The ACPI BIOS is the standard way of getting at processor idle states in
the x86 world. So why would Linux want to move away from ACPI for its
cpuidle driver? Len explains:
ACPI has a few fundamental flaws here. One is that it reports exit
latency instead of break-even power duration. The other is that it
requires a BIOS writer to get the tables right. Both of these are
fatal flaws.
The motivating factor appears to be a BIOS bug shipping on Dell systems for
some months now which disables a number of idle states. As a result, Len's
test system takes 100W of power when using the ACPI idle code; when
idle states are handled directly, power use drops to 85W. That seems like
a savings worth having.
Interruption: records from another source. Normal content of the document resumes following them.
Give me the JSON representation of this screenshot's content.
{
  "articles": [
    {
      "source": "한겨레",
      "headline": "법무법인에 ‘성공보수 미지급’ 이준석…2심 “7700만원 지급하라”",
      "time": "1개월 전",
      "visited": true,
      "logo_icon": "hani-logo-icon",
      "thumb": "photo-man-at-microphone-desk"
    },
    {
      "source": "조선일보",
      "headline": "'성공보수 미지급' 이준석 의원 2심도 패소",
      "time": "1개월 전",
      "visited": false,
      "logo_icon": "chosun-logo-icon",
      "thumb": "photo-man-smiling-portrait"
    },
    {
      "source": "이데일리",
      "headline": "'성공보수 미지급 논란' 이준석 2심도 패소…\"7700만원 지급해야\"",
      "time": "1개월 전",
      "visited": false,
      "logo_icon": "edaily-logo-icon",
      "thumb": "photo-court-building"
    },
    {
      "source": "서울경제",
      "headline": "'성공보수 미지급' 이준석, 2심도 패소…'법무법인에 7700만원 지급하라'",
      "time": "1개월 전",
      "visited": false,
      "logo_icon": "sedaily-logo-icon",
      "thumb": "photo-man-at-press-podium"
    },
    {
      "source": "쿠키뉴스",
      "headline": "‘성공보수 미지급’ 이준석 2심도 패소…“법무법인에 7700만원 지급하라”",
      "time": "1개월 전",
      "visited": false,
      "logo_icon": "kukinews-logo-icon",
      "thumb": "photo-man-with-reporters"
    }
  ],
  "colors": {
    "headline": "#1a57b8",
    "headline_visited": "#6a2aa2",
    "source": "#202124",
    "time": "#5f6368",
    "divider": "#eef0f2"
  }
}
The fact that Linux now uses significantly less
power than certain other operating systems - which are dependent on ACPI
still - is just icing on the cake.
In general, it makes sense to use hardware features directly in preference
to BIOS solutions when we have the knowledge necessary to do so. There can
be real advantages in eliminating the firmware middleman in such
situations. It's nice to see a chip vendor - which certainly has the
requisite knowledge - supporting the use of its hardware in this way.